Over a million homes in the UK, particularly in Northern Ireland, are not connected to the national gas grid. Commonly these homes are heated by a similar system, which uses Oil as a fuel rather than Gas. An oil system heats the water in your wet heating system by burning oil which is stored in a container on the property.
These have to be refilled so there’s a bit more admin than in a Gas system. You’ll need to arrange a delivery by road, and a date and time that suits both you and your supplier to deliver. One major benefit of this is that, if you have the appropriate storage, you can buy up Oil when prices are low and use it later in the year when prices are higher, usually Winter time.
You will also have to consider maintenance costs of cleaning the Oil tank around once per year.
Any heating system which utilises the burning of plant based fuels is known as a Biomass Heating System. This fuel is generally logs, but wood pellets or chips are other media that could be used. Biomass Heating Systems encompass small hand fed log burners that heat one room all the way up to automated wood pellet boilers which can provide heating for multiple buildings.
Because they emit large amounts of smoke from burning it can be difficult to get building consent in smoke sensitive areas like Towns and Cities.
Biomass heating can offer savings as you will be able to claim on the renewable heat incentive, RHI. This allows you to receive a subsidy from the Government for every unit of renewable energy you produce, and can be claimed quarterly.
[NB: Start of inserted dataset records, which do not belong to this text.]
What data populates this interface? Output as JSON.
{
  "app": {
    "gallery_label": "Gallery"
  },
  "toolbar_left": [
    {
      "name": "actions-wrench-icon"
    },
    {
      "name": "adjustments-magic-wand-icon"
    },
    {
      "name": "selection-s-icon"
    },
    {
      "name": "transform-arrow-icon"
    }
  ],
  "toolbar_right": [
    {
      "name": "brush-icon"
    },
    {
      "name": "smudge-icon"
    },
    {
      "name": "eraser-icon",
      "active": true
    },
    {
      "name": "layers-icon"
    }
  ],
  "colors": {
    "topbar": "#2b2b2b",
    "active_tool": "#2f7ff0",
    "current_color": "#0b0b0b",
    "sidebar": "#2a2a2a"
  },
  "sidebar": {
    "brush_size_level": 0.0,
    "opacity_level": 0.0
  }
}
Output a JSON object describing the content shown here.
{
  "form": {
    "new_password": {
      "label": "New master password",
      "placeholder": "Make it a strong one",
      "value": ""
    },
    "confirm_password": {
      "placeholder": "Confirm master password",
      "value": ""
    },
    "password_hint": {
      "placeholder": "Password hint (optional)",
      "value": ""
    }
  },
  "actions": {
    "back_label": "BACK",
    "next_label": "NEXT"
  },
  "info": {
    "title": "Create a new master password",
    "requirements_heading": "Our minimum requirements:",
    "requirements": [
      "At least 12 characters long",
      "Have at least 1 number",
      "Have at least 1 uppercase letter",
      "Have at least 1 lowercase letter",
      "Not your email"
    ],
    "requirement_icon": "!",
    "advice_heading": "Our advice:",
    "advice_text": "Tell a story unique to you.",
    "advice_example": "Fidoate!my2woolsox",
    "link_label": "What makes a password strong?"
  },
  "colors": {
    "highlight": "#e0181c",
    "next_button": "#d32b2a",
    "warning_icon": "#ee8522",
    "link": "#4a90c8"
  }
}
Make sure to factor this into any energy comparison you’re making as it can have a big impact on the total cost of your energy budget.
In principle Biomass heating releases the same Carbon Dioxide emissions as are absorbed by the trees you burn whilst they’re growing, so it’s largely considered renewable and green fuel source. However the sustainability of this is refuted in some places, as it’s not clear whether the calculations effectively consider the growing times of any new trees planted as replacements. Extra reading is recommended on this if your carbon footprint is a big factor in your decision-making process.
Some heating systems can be reliant on energy provided naturally, rather than a fuel that you purchase. These offer the possibility of energy independence from fluctuating fuel prices.
Solar heating and Heat Pumps are the most common forms of renewable heating. Check out our guides on the types of Heat Pumps for a more in-depth look into their benefits.
Both these alternatives can be costly to install but they then become very cheap to run. This is because their systems don’t require combustion, meaning maintenance costs are low once up and running.
Dependent on where you are in the country, Gas is usually the easiest option. The national grid is extensive and the amount of Gas Safe registered suppliers is generally pretty high in any area.
Looking at things more long term, Renewables or Biomass could offer great deals as RHI payments can last decades. This means you can be safe in the knowledge you’ll be receiving money back on your heating at least long enough to pay off the installation costs.
If you’re outside the Gas Grid it’s important to explore other options such as Oil and Renewables.
Electrical Heating Systems, not explored in this article, are also an option for those off grid. The reason we’ve not delved into them here is that they are generally very costly and rarely offer a good deal. They are normally installed in properties like blocks of flats where a small system is needed, and most newly built off grid properties are now encouraged to utilise renewable energy sources.
Gas is almost always the cheapest, but your costs are also dependent on size of property and your insulation. Ground Source Heat Pumps can be slightly cheaper in terms of cost of energy but more costly to install, sometimes upwards of £10,000.
Off the Gas Grid, it’s a good idea to compare energy suppliers and systems, and marry that research up with a quote to be connected to the grid.
Long term it could be cheaper to invest in a renewable source that won’t be subject to price growth. The energy sources most likely to be affected by this are Oil, Gas and Electric.